Entfesselt: Journalistin bekommt Friedensnobelpreis am Politkowskaja- Todestag

Entfesselt: Journalistin bekommt Friedensnobelpreis am Politkowskaja- Todestag

Jubel: der diesjährige Friedensnobelpreis geht gleich an drei Frauen und eine davon ist Journalistin, eine junge Journalistin. Tawakkul Karman ist nicht irgendeine Schreiberin im Jemen sondern Leiterin und charismatische Führungsgestalt der Menschenrechtsorganisation “Journalistinnen ohne Fessel”, “Woman Journalists Without Chains”.

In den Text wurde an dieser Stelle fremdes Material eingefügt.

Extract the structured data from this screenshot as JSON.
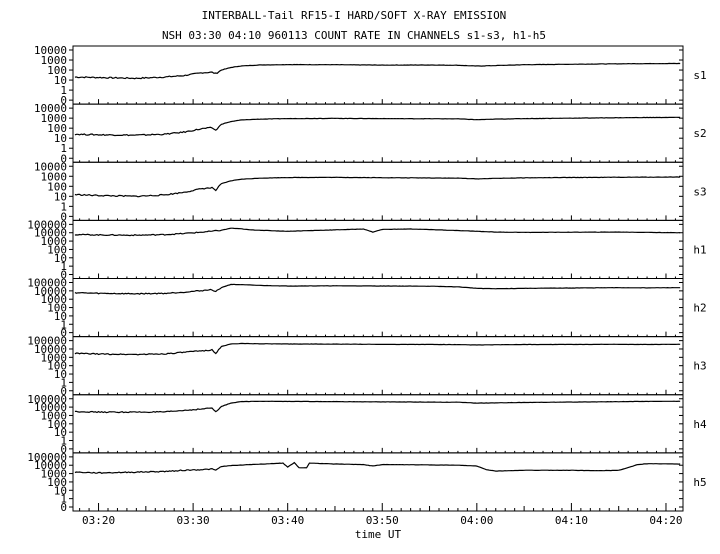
{
  "title": "INTERBALL-Tail RF15-I HARD/SOFT X-RAY EMISSION",
  "subtitle": "NSH 03:30 04:10 960113  COUNT RATE IN CHANNELS s1-s3, h1-h5",
  "chart_data": {
    "type": "line",
    "xlabel": "time UT",
    "x_range_minutes": [
      17.3,
      81.8
    ],
    "x_ticks": [
      {
        "minute": 20,
        "label": "03:20"
      },
      {
        "minute": 30,
        "label": "03:30"
      },
      {
        "minute": 40,
        "label": "03:40"
      },
      {
        "minute": 50,
        "label": "03:50"
      },
      {
        "minute": 60,
        "label": "04:00"
      },
      {
        "minute": 70,
        "label": "04:10"
      },
      {
        "minute": 80,
        "label": "04:20"
      }
    ],
    "y_scale": "log",
    "panels": [
      {
        "name": "s1",
        "yticks": [
          "10000",
          "1000",
          "100",
          "10",
          "1",
          "0"
        ],
        "series": [
          [
            17.5,
            20
          ],
          [
            20,
            18
          ],
          [
            24,
            15
          ],
          [
            27,
            20
          ],
          [
            29,
            28
          ],
          [
            31,
            55
          ],
          [
            32,
            60
          ],
          [
            32.4,
            45
          ],
          [
            33,
            100
          ],
          [
            34,
            180
          ],
          [
            35,
            250
          ],
          [
            37,
            320
          ],
          [
            40,
            350
          ],
          [
            45,
            340
          ],
          [
            50,
            310
          ],
          [
            55,
            320
          ],
          [
            58,
            300
          ],
          [
            60,
            250
          ],
          [
            62,
            280
          ],
          [
            65,
            340
          ],
          [
            70,
            380
          ],
          [
            75,
            420
          ],
          [
            78,
            440
          ],
          [
            81.5,
            450
          ]
        ]
      },
      {
        "name": "s2",
        "yticks": [
          "10000",
          "1000",
          "100",
          "10",
          "1",
          "0"
        ],
        "series": [
          [
            17.5,
            25
          ],
          [
            20,
            22
          ],
          [
            24,
            20
          ],
          [
            27,
            25
          ],
          [
            29,
            40
          ],
          [
            31,
            90
          ],
          [
            32,
            110
          ],
          [
            32.4,
            60
          ],
          [
            33,
            250
          ],
          [
            34,
            450
          ],
          [
            35,
            650
          ],
          [
            37,
            800
          ],
          [
            40,
            900
          ],
          [
            45,
            950
          ],
          [
            50,
            900
          ],
          [
            55,
            870
          ],
          [
            58,
            850
          ],
          [
            60,
            700
          ],
          [
            62,
            800
          ],
          [
            65,
            900
          ],
          [
            70,
            1000
          ],
          [
            75,
            1100
          ],
          [
            78,
            1150
          ],
          [
            81.5,
            1200
          ]
        ]
      },
      {
        "name": "s3",
        "yticks": [
          "10000",
          "1000",
          "100",
          "10",
          "1",
          "0"
        ],
        "series": [
          [
            17.5,
            15
          ],
          [
            20,
            12
          ],
          [
            24,
            10
          ],
          [
            27,
            14
          ],
          [
            29,
            25
          ],
          [
            31,
            60
          ],
          [
            32,
            70
          ],
          [
            32.4,
            40
          ],
          [
            33,
            180
          ],
          [
            34,
            350
          ],
          [
            35,
            500
          ],
          [
            37,
            650
          ],
          [
            40,
            750
          ],
          [
            45,
            780
          ],
          [
            50,
            720
          ],
          [
            55,
            680
          ],
          [
            58,
            650
          ],
          [
            60,
            550
          ],
          [
            62,
            620
          ],
          [
            65,
            700
          ],
          [
            70,
            750
          ],
          [
            75,
            800
          ],
          [
            78,
            820
          ],
          [
            81.5,
            850
          ]
        ]
      },
      {
        "name": "h1",
        "yticks": [
          "100000",
          "10000",
          "1000",
          "100",
          "10",
          "1",
          "0"
        ],
        "series": [
          [
            17.5,
            6000
          ],
          [
            20,
            5500
          ],
          [
            24,
            5000
          ],
          [
            27,
            6000
          ],
          [
            29,
            8000
          ],
          [
            31,
            12000
          ],
          [
            32,
            15000
          ],
          [
            33,
            20000
          ],
          [
            34,
            35000
          ],
          [
            35,
            30000
          ],
          [
            36,
            22000
          ],
          [
            38,
            18000
          ],
          [
            40,
            15000
          ],
          [
            45,
            22000
          ],
          [
            48,
            28000
          ],
          [
            49,
            12000
          ],
          [
            50,
            25000
          ],
          [
            53,
            28000
          ],
          [
            55,
            24000
          ],
          [
            58,
            18000
          ],
          [
            60,
            15000
          ],
          [
            62,
            12000
          ],
          [
            65,
            11000
          ],
          [
            70,
            11500
          ],
          [
            75,
            12000
          ],
          [
            78,
            11000
          ],
          [
            81.5,
            10000
          ]
        ]
      },
      {
        "name": "h2",
        "yticks": [
          "100000",
          "10000",
          "1000",
          "100",
          "10",
          "1",
          "0"
        ],
        "series": [
          [
            17.5,
            6000
          ],
          [
            20,
            5000
          ],
          [
            24,
            4500
          ],
          [
            27,
            5000
          ],
          [
            29,
            7000
          ],
          [
            31,
            11000
          ],
          [
            32,
            14000
          ],
          [
            32.4,
            8000
          ],
          [
            33,
            25000
          ],
          [
            34,
            60000
          ],
          [
            35,
            55000
          ],
          [
            37,
            45000
          ],
          [
            40,
            38000
          ],
          [
            45,
            40000
          ],
          [
            50,
            38000
          ],
          [
            55,
            36000
          ],
          [
            58,
            30000
          ],
          [
            60,
            20000
          ],
          [
            62,
            18000
          ],
          [
            65,
            20000
          ],
          [
            70,
            22000
          ],
          [
            75,
            24000
          ],
          [
            78,
            23000
          ],
          [
            81.5,
            24000
          ]
        ]
      },
      {
        "name": "h3",
        "yticks": [
          "100000",
          "10000",
          "1000",
          "100",
          "10",
          "1",
          "0"
        ],
        "series": [
          [
            17.5,
            3000
          ],
          [
            20,
            2500
          ],
          [
            24,
            2200
          ],
          [
            27,
            2600
          ],
          [
            29,
            4000
          ],
          [
            31,
            6000
          ],
          [
            32,
            8000
          ],
          [
            32.4,
            3000
          ],
          [
            33,
            20000
          ],
          [
            34,
            40000
          ],
          [
            35,
            45000
          ],
          [
            37,
            42000
          ],
          [
            40,
            40000
          ],
          [
            45,
            38000
          ],
          [
            50,
            36000
          ],
          [
            55,
            35000
          ],
          [
            58,
            33000
          ],
          [
            60,
            30000
          ],
          [
            62,
            32000
          ],
          [
            65,
            34000
          ],
          [
            70,
            35000
          ],
          [
            75,
            36000
          ],
          [
            78,
            35000
          ],
          [
            81.5,
            36000
          ]
        ]
      },
      {
        "name": "h4",
        "yticks": [
          "100000",
          "10000",
          "1000",
          "100",
          "10",
          "1",
          "0"
        ],
        "series": [
          [
            17.5,
            3000
          ],
          [
            20,
            2500
          ],
          [
            24,
            2500
          ],
          [
            27,
            2600
          ],
          [
            29,
            4000
          ],
          [
            31,
            6000
          ],
          [
            32,
            8000
          ],
          [
            32.4,
            2500
          ],
          [
            33,
            12000
          ],
          [
            34,
            30000
          ],
          [
            35,
            45000
          ],
          [
            37,
            50000
          ],
          [
            40,
            48000
          ],
          [
            45,
            45000
          ],
          [
            50,
            42000
          ],
          [
            55,
            40000
          ],
          [
            58,
            38000
          ],
          [
            60,
            30000
          ],
          [
            62,
            32000
          ],
          [
            65,
            36000
          ],
          [
            70,
            40000
          ],
          [
            75,
            45000
          ],
          [
            78,
            48000
          ],
          [
            81.5,
            50000
          ]
        ]
      },
      {
        "name": "h5",
        "yticks": [
          "100000",
          "10000",
          "1000",
          "100",
          "10",
          "1",
          "0"
        ],
        "series": [
          [
            17.5,
            1500
          ],
          [
            20,
            1200
          ],
          [
            24,
            1500
          ],
          [
            27,
            1800
          ],
          [
            29,
            2500
          ],
          [
            31,
            3000
          ],
          [
            32,
            3500
          ],
          [
            32.4,
            2500
          ],
          [
            33,
            7000
          ],
          [
            34,
            9000
          ],
          [
            36,
            12000
          ],
          [
            38,
            15000
          ],
          [
            39.5,
            18000
          ],
          [
            40,
            6000
          ],
          [
            40.7,
            20000
          ],
          [
            41.2,
            5000
          ],
          [
            42,
            5000
          ],
          [
            42.3,
            18000
          ],
          [
            45,
            14000
          ],
          [
            48,
            12000
          ],
          [
            49,
            8000
          ],
          [
            50,
            12000
          ],
          [
            55,
            11000
          ],
          [
            58,
            10000
          ],
          [
            60,
            8000
          ],
          [
            61,
            3000
          ],
          [
            62,
            2000
          ],
          [
            65,
            2500
          ],
          [
            70,
            2500
          ],
          [
            73,
            2200
          ],
          [
            75,
            2500
          ],
          [
            76,
            5000
          ],
          [
            77,
            12000
          ],
          [
            78,
            15000
          ],
          [
            81.5,
            14000
          ]
        ]
      }
    ]
  }
}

Erst 32 Jahre alt ist Tawakkul Karman und Mutter dreier Kinder. Sie weiß, was sie tut und nicht selten gefährdet sie im Dienst der Presse- und Informationsfreiheit ihr persönliche Freiheit. Zuletzt am 23. Januar dieses Jahres, als sie nach offener Kritik an der autoritären

Führung ihres Land von der Straße weg verhaftet wurde. Damals hatte sie gegenüber dem US-Sender CNN geäußert: “Wir rufen das jemenitische Volk auf, die Revolution gegen die korrupte Regierung zu wagen. Wir haben uns zusammengefunden, das tunesische Volk zu grüßen und den Menschen in Tunis zu gratulieren.” Es waren die Tage der Jasmin-Revolution in Tunis, die schließlich zum Sturz des Diktators Ben Ali geführt hatte. Es war der frühe Beginn des arabischen Frühlings. Ihr mutiger Aufruf hatte genügt, Tawakkul Karman hinter Gitter zu stecken. Zum Verstummen konnte sie nicht gebracht werden.

An diesem 23. Januar, einem Sonntag, hatten hunderte Menschen, Studierende, JournalistInnen, MenschenrechtsaktivistInnen, AnwältInnen, Intellektuelle im Rahmen einer Demonstration im Zentrum der Hauptstadt Sanaa gegen die autoritäre Regierung von Präsident Ali Abdulah Saleh. In Sprechchören forderten sie die Freilassung von Tawakkul Karman. Wie Reporter ohne Grenzen berichtete, sollte ursprünglich der Demokratie-Marsch zehn Tage lang dauern. Es war eine friedliche Demonstration, dennoch schritt die Polizei gewaltsam ein. Mindestens 20 TeilnehmerInnen verhaftet, führende Menschenrechtsaktivistinnen, darunter auch Tawakkul Karman. Zur selben Zeit sprach Präsident Sahle lobende Worte zu den Sicherheitskräften des Landes. An die Macht war er in Tawakkuls Geburtsjahr gekommen.

Der Journalistin wurde Aufwiegelung und Gefährdung des öffentlichen sozialen Friedens vorgeworfen. Als die Proteste nicht verstummten, kam sie am darauf folgenden Tag wieder frei. Heute wird sie die Mutter der Revolution genannt. Den ersten Bericht über Korruption in Jemen hatte sie 2007 veröffentlicht.

Exakt fünf Jahre ist es her, seit die russische Journalistin Anna Politkowskaja in Moskau ermordet wurde. Sie war zu kritisch, ihre Stimme zu laut, ihre Recherchen in Tschetschenien zu gefährlich für den Machtapparat. Der 7. Oktober war damals ein Samstag. Am frühen Nachmittag wurde sie in dem Eingang des Haus, in dem sie wohnte, durch Schüsse brutal niedergestreckt. Manche sprachen hinter vorgehaltener Hand von einem Geburtsgeschenk an den damaligen Präsidenten Vladimir Putin. Der Fall ist noch immer nicht aufgeklärt. Dass Tawakkul Karman gerade an diesem Tag zur Friedensnobelpreisträgerin gekürt wurde, ist auch eine späte Ehrung an Anna Politkowskaja und an alle JournalistInnen, die im Dienst der Menschenrechte und der Informationsfreiheit ihr Leben riskieren. Denen die Freiheit der Gesellschaft wichtiger ist als die eigene kleine Sicherheit.

Twakkul Karman will ihren Nobelpreis den AktivistInnen des arabischen Frühlings widmen.